Entusiasmo, felicità, miste ad apprensione, in attesa che a dicembre venga sciolta la riserva. L’Unesco ha dato il primo sì alla candidatura della cucina italiana a Patrimonio immateriale dell’Umanità e il sogno del riconoscimento planetario sembra ora più vicino. La decisione finale, che sarà assunta dal Comitato intergovernativo dell’Unesco a New Delhi, dall’8 al 13 dicembre, se confermata, decreterebbe un risultato senza precedenti: la cucina italiana, infatti, sarebbe la prima al mondo ad ottenere il riconoscimento Unesco nella sua interezza. Cosa significa questo primo via libera? Che il dossier è coerente con i principi dell’Unesco, così come evidenziato da Pier Luigi Petrillo, professore della Luiss Guido Carli, curatore della candidatura presentata due anni fa dai ministeri di Cultura e Agricoltura. Nessuna illusione fino a che il risultato non sarà portato a casa, certo, ma tanta speranza.
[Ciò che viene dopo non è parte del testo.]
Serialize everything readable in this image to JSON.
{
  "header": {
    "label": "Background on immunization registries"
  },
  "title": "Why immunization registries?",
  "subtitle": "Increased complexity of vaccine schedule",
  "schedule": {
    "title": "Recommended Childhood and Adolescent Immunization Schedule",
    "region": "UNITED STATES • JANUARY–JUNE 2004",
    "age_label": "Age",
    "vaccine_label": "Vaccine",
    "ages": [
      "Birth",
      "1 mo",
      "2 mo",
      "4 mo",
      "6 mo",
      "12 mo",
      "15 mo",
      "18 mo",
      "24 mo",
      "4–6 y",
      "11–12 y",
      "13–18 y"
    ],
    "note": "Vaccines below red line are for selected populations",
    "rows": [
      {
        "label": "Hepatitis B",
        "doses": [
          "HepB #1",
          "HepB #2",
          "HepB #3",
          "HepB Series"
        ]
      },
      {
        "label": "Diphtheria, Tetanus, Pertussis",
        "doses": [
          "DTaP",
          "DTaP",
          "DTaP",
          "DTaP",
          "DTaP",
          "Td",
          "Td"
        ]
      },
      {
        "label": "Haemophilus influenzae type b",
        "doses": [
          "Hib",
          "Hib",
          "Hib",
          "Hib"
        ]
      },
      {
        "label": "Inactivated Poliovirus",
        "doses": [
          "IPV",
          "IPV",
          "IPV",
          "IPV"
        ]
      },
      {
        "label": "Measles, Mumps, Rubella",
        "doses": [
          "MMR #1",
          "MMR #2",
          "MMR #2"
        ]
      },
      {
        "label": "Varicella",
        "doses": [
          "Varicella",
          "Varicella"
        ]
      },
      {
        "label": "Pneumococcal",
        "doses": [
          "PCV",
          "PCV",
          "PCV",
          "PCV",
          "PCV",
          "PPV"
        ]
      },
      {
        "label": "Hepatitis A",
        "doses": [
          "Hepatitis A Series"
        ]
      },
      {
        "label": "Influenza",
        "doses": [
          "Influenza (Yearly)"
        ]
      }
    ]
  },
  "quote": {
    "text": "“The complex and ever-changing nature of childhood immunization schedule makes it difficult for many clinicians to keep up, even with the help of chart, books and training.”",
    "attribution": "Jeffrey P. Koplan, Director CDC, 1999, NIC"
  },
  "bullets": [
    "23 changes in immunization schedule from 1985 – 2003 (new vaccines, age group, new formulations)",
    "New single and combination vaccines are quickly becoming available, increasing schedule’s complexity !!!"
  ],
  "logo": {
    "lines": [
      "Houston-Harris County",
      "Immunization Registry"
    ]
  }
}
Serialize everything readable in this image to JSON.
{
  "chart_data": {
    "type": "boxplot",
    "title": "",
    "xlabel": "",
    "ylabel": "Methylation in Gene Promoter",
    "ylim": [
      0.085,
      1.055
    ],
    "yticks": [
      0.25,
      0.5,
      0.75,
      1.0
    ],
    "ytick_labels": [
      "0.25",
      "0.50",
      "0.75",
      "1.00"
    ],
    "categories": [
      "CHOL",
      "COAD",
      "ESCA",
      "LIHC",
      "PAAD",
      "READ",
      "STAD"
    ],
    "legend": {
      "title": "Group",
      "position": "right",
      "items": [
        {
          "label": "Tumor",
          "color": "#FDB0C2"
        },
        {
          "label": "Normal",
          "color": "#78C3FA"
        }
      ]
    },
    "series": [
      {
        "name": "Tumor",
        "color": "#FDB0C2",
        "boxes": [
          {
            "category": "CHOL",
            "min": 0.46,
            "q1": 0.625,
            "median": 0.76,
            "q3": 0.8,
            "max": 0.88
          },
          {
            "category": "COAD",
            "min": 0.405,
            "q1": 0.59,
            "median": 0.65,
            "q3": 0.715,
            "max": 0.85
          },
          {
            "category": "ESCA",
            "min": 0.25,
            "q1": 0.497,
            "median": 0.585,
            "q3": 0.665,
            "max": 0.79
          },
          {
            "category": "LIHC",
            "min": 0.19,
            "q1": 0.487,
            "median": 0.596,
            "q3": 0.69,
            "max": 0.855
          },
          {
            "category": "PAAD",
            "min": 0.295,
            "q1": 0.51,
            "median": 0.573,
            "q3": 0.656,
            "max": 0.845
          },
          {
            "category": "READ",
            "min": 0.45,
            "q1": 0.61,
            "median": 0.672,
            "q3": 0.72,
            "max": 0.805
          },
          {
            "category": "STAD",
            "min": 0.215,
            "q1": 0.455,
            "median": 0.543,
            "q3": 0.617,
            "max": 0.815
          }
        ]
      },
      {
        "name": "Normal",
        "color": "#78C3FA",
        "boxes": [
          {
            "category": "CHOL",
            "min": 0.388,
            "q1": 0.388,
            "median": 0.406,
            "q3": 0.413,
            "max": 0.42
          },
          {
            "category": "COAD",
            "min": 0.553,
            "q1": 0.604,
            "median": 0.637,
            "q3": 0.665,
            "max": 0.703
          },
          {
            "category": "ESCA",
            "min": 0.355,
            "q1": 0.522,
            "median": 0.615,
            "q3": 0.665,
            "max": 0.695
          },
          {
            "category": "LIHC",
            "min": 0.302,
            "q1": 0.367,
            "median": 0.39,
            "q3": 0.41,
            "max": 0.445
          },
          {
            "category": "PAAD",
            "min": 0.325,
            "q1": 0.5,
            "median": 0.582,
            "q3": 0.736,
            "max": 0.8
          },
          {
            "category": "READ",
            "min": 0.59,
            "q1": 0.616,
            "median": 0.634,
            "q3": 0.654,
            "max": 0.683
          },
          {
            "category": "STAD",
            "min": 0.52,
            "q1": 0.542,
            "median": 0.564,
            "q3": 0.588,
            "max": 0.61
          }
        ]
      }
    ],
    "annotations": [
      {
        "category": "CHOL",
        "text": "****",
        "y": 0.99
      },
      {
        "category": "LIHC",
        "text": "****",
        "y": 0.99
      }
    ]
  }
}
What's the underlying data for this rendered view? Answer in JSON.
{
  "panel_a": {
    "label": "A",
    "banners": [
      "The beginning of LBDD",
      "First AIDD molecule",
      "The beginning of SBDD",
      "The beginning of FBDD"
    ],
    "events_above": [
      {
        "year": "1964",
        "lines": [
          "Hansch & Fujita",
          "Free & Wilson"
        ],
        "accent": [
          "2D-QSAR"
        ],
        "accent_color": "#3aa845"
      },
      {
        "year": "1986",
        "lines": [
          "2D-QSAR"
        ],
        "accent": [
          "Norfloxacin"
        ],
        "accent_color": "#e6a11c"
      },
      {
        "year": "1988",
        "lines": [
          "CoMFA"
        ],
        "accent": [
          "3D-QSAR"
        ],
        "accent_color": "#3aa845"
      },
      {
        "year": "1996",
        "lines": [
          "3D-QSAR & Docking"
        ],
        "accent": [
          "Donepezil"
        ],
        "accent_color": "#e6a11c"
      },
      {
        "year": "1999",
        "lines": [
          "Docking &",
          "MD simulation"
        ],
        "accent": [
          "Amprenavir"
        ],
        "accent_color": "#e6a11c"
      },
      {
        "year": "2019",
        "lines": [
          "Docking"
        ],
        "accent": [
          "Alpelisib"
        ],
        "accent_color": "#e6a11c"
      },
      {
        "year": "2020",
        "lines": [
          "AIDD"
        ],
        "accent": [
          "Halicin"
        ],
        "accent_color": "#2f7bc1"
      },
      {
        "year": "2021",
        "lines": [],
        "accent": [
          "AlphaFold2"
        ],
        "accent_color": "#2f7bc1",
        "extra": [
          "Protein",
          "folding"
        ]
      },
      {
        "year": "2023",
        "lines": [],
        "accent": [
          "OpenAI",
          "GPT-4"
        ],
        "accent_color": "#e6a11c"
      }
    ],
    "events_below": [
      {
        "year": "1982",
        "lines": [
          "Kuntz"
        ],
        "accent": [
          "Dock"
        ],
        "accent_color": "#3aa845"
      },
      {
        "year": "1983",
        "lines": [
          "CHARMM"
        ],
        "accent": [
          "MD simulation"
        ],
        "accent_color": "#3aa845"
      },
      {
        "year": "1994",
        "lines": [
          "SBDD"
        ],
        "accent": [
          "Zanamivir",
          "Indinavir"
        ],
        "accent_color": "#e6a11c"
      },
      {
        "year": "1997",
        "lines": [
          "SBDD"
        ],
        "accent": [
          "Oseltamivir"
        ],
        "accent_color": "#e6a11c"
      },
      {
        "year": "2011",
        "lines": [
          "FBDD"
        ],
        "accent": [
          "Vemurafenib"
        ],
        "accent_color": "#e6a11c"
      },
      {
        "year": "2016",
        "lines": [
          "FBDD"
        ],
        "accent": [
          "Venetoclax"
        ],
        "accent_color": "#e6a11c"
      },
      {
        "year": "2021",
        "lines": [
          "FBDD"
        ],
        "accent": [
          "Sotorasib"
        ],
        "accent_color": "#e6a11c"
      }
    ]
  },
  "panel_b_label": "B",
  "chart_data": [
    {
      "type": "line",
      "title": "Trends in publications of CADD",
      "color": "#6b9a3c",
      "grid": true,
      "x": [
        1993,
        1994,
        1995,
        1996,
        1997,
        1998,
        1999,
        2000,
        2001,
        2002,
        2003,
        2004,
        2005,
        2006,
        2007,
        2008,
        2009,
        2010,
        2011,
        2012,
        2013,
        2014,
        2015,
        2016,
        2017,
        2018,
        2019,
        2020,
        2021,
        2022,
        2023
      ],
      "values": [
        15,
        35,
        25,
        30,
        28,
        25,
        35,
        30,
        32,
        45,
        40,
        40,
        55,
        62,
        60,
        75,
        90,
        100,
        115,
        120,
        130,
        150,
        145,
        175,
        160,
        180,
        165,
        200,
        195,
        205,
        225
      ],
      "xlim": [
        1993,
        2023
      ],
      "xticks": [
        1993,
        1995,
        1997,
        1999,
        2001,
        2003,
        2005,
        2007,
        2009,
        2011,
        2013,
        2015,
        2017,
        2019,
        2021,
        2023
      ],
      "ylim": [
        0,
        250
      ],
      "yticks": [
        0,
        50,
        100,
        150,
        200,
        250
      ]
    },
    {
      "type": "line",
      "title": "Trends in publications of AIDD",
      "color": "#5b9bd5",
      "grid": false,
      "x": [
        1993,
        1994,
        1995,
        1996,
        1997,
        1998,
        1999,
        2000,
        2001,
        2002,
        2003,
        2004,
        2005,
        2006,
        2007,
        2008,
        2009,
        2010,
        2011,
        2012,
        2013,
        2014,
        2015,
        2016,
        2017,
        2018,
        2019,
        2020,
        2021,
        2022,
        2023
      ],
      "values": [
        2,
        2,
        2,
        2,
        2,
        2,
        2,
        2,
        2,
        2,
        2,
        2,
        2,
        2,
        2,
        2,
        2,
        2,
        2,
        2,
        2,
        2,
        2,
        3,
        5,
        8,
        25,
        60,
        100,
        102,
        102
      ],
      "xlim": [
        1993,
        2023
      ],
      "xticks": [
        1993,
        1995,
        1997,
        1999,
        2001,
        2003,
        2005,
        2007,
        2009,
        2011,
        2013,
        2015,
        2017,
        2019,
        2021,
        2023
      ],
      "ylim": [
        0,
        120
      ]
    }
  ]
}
Come detto, a differenza della pizza napoletana, già riconosciuta nel 2017, la candidatura della cucina italiana riguarda il suo intero modello culturale: l’insieme di pratiche, tradizioni, gesti e conoscenze che si tramandano di generazione in generazione, noti e apprezzati in tutto il mondo. in caso di esito definitivo, l’Italia aggiungerebbe così un nuovo riconoscimento a quelli già ottenuti in ambito culturale e gastronomico, rafforzando ulteriormente il ruolo dell’Italia nella tutela e nella promozione delle tradizioni alimentari nel mondo. Ad oggi, il Bel Paese è il primo per numero di elementi iscritti all’Unesco. Tra quelli immateriali, nello specifico, sono da ricordare la dieta mediterranea, l’arte dei pizzaioli napoletani, il Canto a tenore sardo, l’Opera dei Pupi siciliana, la Transumanza, la vite ad alberello di Pantelleria, la Perdonanza Celestiana dell’Aquila. Tradizioni culinarie specifiche o riti alimentari regionali, dunque, mai prima d’ora l’intera cucina italiana. Ecco perché, se a dicembre dovesse andare in porto la candidatura, ci sarebbe da festeggiare il grande traguardo della cucina italiana come prima cucina al mondo a ottenere il riconoscimento nella sua totalità, in virtù della sua storia millenaria, ancora oggi biglietto da visita dell’Italia nel mondo. «È bellissimo vedere l’interesse con il quale viene seguito il percorso di riconoscimento della cucina italiana a patrimonio dell’Unesco» ha commentato il ministro dell’Agricoltura, della Sovranità alimentare e delle Foreste, Francesco Lollobrigida, che tuttavia ha invitato tutti alla calma e a conservare le energie perché «c’è da compiere ancora qualche passo. E mentre l’Italia vanta già ben venti riconoscimenti nella lista dei beni immateriali Unesco e, a livello mondiale, è al secondo posto dopo la Turchia in fatto di riconoscimenti in campo agroalimentare, Petrillo ha ricordato come l’inserimento nella lista Unesco oltre a riconoscere la cucina italiana possa anche fungere da volano per le attività ricettive, come avvenuto nelle Langhe e a Monferrato, diventati sito Unesco nel 2014, che hanno visto crescere la media annua dei posti letto del 23 per cento.
«Come ministero e come governo Meloni, ci siamo impegnati quotidianamente, anche col coinvolgimento delle nostre ambasciate, nel dare visibilità alla nostra cucina. Con l’obiettivo dichiarato di raggiungere un traguardo ambizioso, che renderà il giusto merito alle nostre tradizioni agroalimentari, alla nostra cultura e alla nostra storia» ha concluso il sottosegretario all’Agricoltura, Sovranità alimentare e Foreste Patrizio La Pietra.